When I tell this story to people, I expect them to pick up on the fact that from my perspective, this was a wonderful experience. Much better than being at a hospital, where I had my first child. I felt like I was constantly fighting for my rights, forcing them to tell me what they were doing to me, having my doctor tell me to push when it wasn’t necessarily when my body was wanting to push. And then afterwards, having nurses wake me up what seemed like every 15 minutes to check my vitals when all I wanted to do was sleep.

But what people inevitably say when they hear Emil’s birth story is something along the lines of, “Oh my God! Weren’t you terrified?” When I convince them that, no, I didn’t have time to be terrified, they interject with, “Well, wasn’t Jacob (my husband) frightened?” And he answers that he didn’t have time to be scared either. We were both elated to be holding what was obviously a healthy baby boy.

I know, I know, I can put an end to this Groundhog Day by shutting up about the birth story and just smiling blandly when people ask how the birth was. But in a society where people view birth as a medical problem, it seems important to share anecdotes about positive birth experiences. It seems like women in our society are raised to think that they can’t go through this without major help in the form of painkillers and medical interventions and so forth. And yes, there are definitely times that those things are helpful and even necessary. But for a low-risk birth, a woman should have her confidence built on rather than have society feed her fear of a natural process.

So I will go on living my Groundhog Day and sharing my story, stressing yet again that No, we were not afraid. Yes, it hurt, but it was also a wonderful experience. Maybe someone will hear and get the message that birth doesn’t have to be viewed as a medical emergency but that our bodies were meant to do this.

Friday, December 1, 2006

Store-bought Patience

Ah, both children (and even the dog!) are napping, leaving me a moment to myself. It's been one of those days that no matter how hard I try to be the model parent, I feel like I'm drowning. After thoroughly cleaning the house yesterday, it looks like a hurricane went through it today. That would be Hurricane Esme.

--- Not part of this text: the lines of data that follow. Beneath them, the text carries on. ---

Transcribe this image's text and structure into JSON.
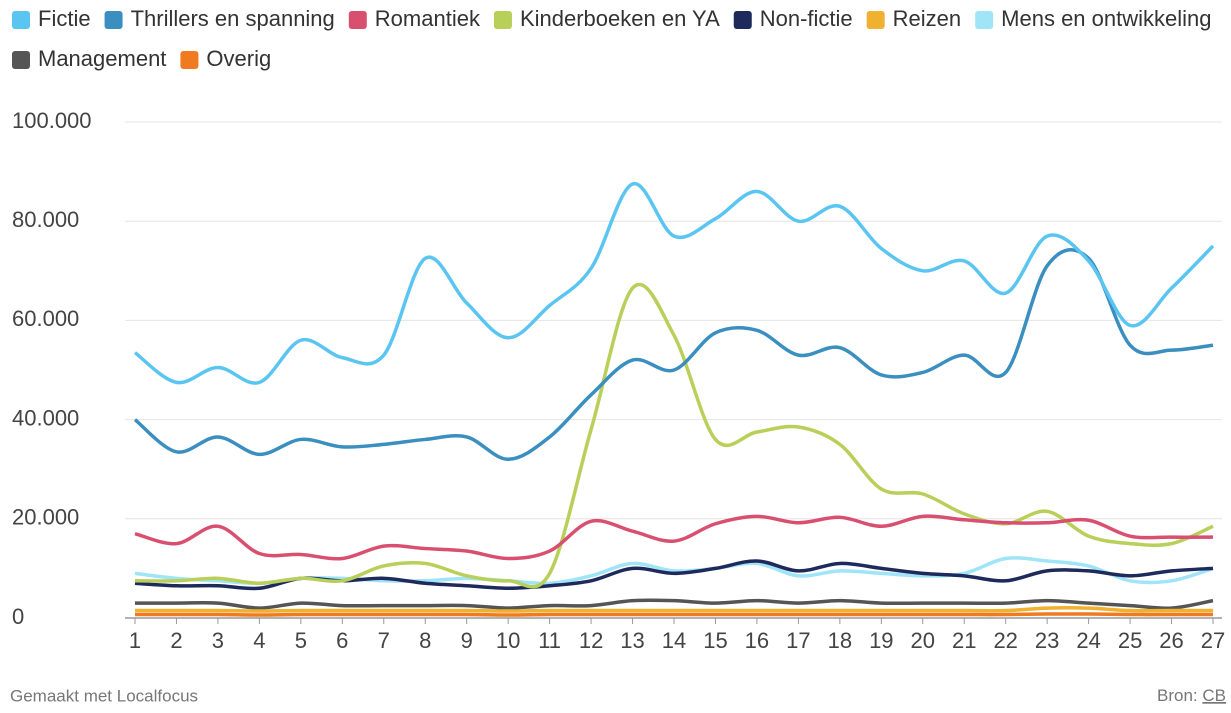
{
  "chart_data": {
    "type": "line",
    "credit": "Gemaakt met Localfocus",
    "source_label": "Bron:",
    "source": "CB",
    "x": [
      1,
      2,
      3,
      4,
      5,
      6,
      7,
      8,
      9,
      10,
      11,
      12,
      13,
      14,
      15,
      16,
      17,
      18,
      19,
      20,
      21,
      22,
      23,
      24,
      25,
      26,
      27
    ],
    "xlim": [
      1,
      27
    ],
    "xticks": [
      1,
      2,
      3,
      4,
      5,
      6,
      7,
      8,
      9,
      10,
      11,
      12,
      13,
      14,
      15,
      16,
      17,
      18,
      19,
      20,
      21,
      22,
      23,
      24,
      25,
      26,
      27
    ],
    "ylim": [
      0,
      100000
    ],
    "yticks": [
      0,
      {
        "value": 20000,
        "label": "20.000"
      },
      {
        "value": 40000,
        "label": "40.000"
      },
      {
        "value": 60000,
        "label": "60.000"
      },
      {
        "value": 80000,
        "label": "80.000"
      },
      {
        "value": 100000,
        "label": "100.000"
      }
    ],
    "grid": true,
    "series": [
      {
        "name": "Fictie",
        "color": "#5bc5f2",
        "values": [
          53500,
          47500,
          50500,
          47500,
          56000,
          52500,
          53000,
          72500,
          63500,
          56500,
          63000,
          70500,
          87500,
          77000,
          80500,
          86000,
          80000,
          83000,
          74500,
          70000,
          72000,
          65500,
          77000,
          72000,
          59000,
          66500,
          75000
        ]
      },
      {
        "name": "Thrillers en spanning",
        "color": "#3a8fc0",
        "values": [
          40000,
          33500,
          36500,
          33000,
          36000,
          34500,
          35000,
          36000,
          36500,
          32000,
          36500,
          45000,
          52000,
          50000,
          57500,
          58000,
          53000,
          54500,
          49000,
          49500,
          53000,
          49500,
          71000,
          72500,
          55000,
          54000,
          55000
        ]
      },
      {
        "name": "Romantiek",
        "color": "#d94f70",
        "values": [
          17000,
          15000,
          18500,
          13000,
          12800,
          12000,
          14500,
          14000,
          13500,
          12000,
          13500,
          19500,
          17500,
          15500,
          19000,
          20500,
          19200,
          20300,
          18500,
          20500,
          19800,
          19200,
          19200,
          19700,
          16500,
          16300,
          16300
        ]
      },
      {
        "name": "Kinderboeken en YA",
        "color": "#b8cf5a",
        "values": [
          7500,
          7500,
          8000,
          7000,
          8000,
          7500,
          10500,
          11000,
          8500,
          7500,
          9000,
          38000,
          66500,
          57000,
          36000,
          37500,
          38500,
          35000,
          26000,
          25000,
          21000,
          19000,
          21500,
          16500,
          15000,
          15000,
          18500
        ]
      },
      {
        "name": "Non-fictie",
        "color": "#1f2a5c",
        "values": [
          7000,
          6500,
          6500,
          6000,
          8000,
          7500,
          8000,
          7000,
          6500,
          6000,
          6500,
          7500,
          10000,
          9000,
          10000,
          11500,
          9500,
          11000,
          10000,
          9000,
          8500,
          7500,
          9500,
          9500,
          8500,
          9500,
          10000
        ]
      },
      {
        "name": "Reizen",
        "color": "#f0b030",
        "values": [
          1500,
          1500,
          1500,
          1400,
          1500,
          1500,
          1500,
          1500,
          1500,
          1400,
          1500,
          1500,
          1500,
          1500,
          1500,
          1500,
          1500,
          1500,
          1500,
          1500,
          1500,
          1500,
          2000,
          2000,
          1500,
          1500,
          1500
        ]
      },
      {
        "name": "Mens en ontwikkeling",
        "color": "#a0e4f8",
        "values": [
          9000,
          8000,
          7500,
          7000,
          8000,
          8000,
          7500,
          7500,
          8000,
          7500,
          7000,
          8500,
          11000,
          9500,
          10000,
          11000,
          8500,
          9500,
          9000,
          8500,
          9000,
          12000,
          11500,
          10500,
          7500,
          7500,
          10000
        ]
      },
      {
        "name": "Management",
        "color": "#555555",
        "values": [
          3000,
          3000,
          3000,
          2000,
          3000,
          2500,
          2500,
          2500,
          2500,
          2000,
          2500,
          2500,
          3500,
          3500,
          3000,
          3500,
          3000,
          3500,
          3000,
          3000,
          3000,
          3000,
          3500,
          3000,
          2500,
          2000,
          3500
        ]
      },
      {
        "name": "Overig",
        "color": "#f07a20",
        "values": [
          700,
          700,
          700,
          600,
          700,
          700,
          700,
          700,
          700,
          600,
          700,
          700,
          700,
          700,
          700,
          700,
          700,
          700,
          700,
          700,
          700,
          700,
          800,
          800,
          700,
          700,
          700
        ]
      }
    ]
  }
}
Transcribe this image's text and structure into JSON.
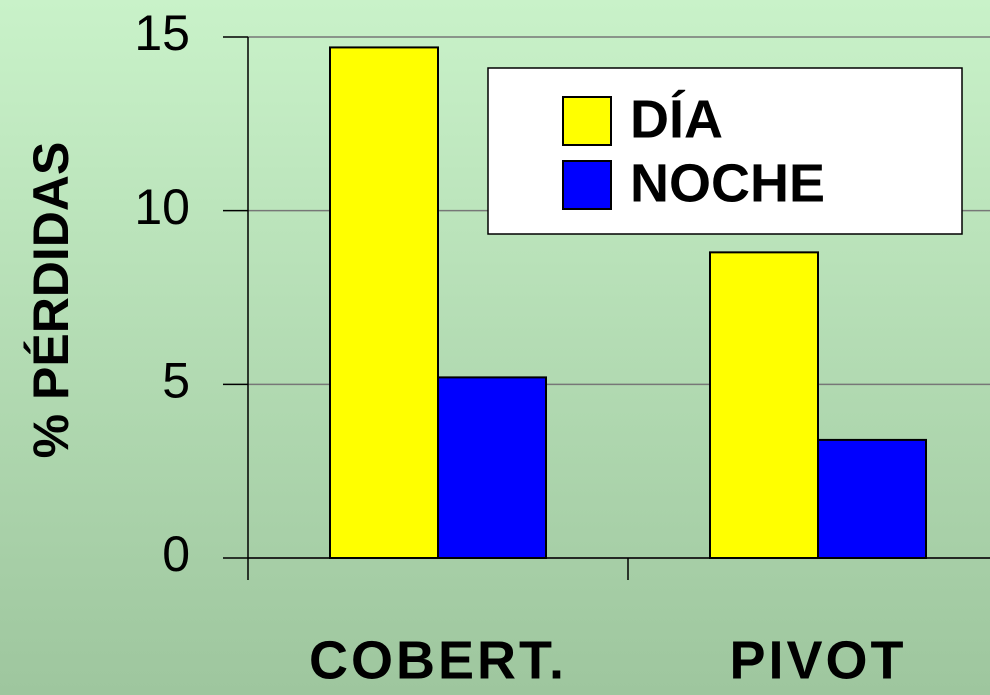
{
  "chart_data": {
    "type": "bar",
    "categories": [
      "COBERT.",
      "PIVOT"
    ],
    "series": [
      {
        "name": "DÍA",
        "color": "#ffff00",
        "values": [
          14.7,
          8.8
        ]
      },
      {
        "name": "NOCHE",
        "color": "#0000ff",
        "values": [
          5.2,
          3.4
        ]
      }
    ],
    "y_label": "% PÉRDIDAS",
    "ylim": [
      0,
      15
    ],
    "yticks": [
      0,
      5,
      10,
      15
    ],
    "grid": true,
    "legend": "upper right"
  }
}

In trying to get things done while entertaining Esme, we did lots of projects together today. She helped me wrap presents, and for the most part I was very patient. But there were a few times that I just snapped and found myself raising my voice in frustration (like when she practically climbed up onto the dining room table and ripped the wrapping paper trying to grab it and the present I was wrapping). It's impossible to be a perfect parent, and while I got control of myself quickly, I was mad at myself for letting my temper flare. Then the thought crossed my mind that if I can't even keep my cool with my own children, how will I ever find a child care provider who can? Yes, I've been thinking about childcare lately as I face the fact that my writing career will stall completely unless I have more time to write.

In the meantime, is it possible to buy an extra store of patience for those times that I run out?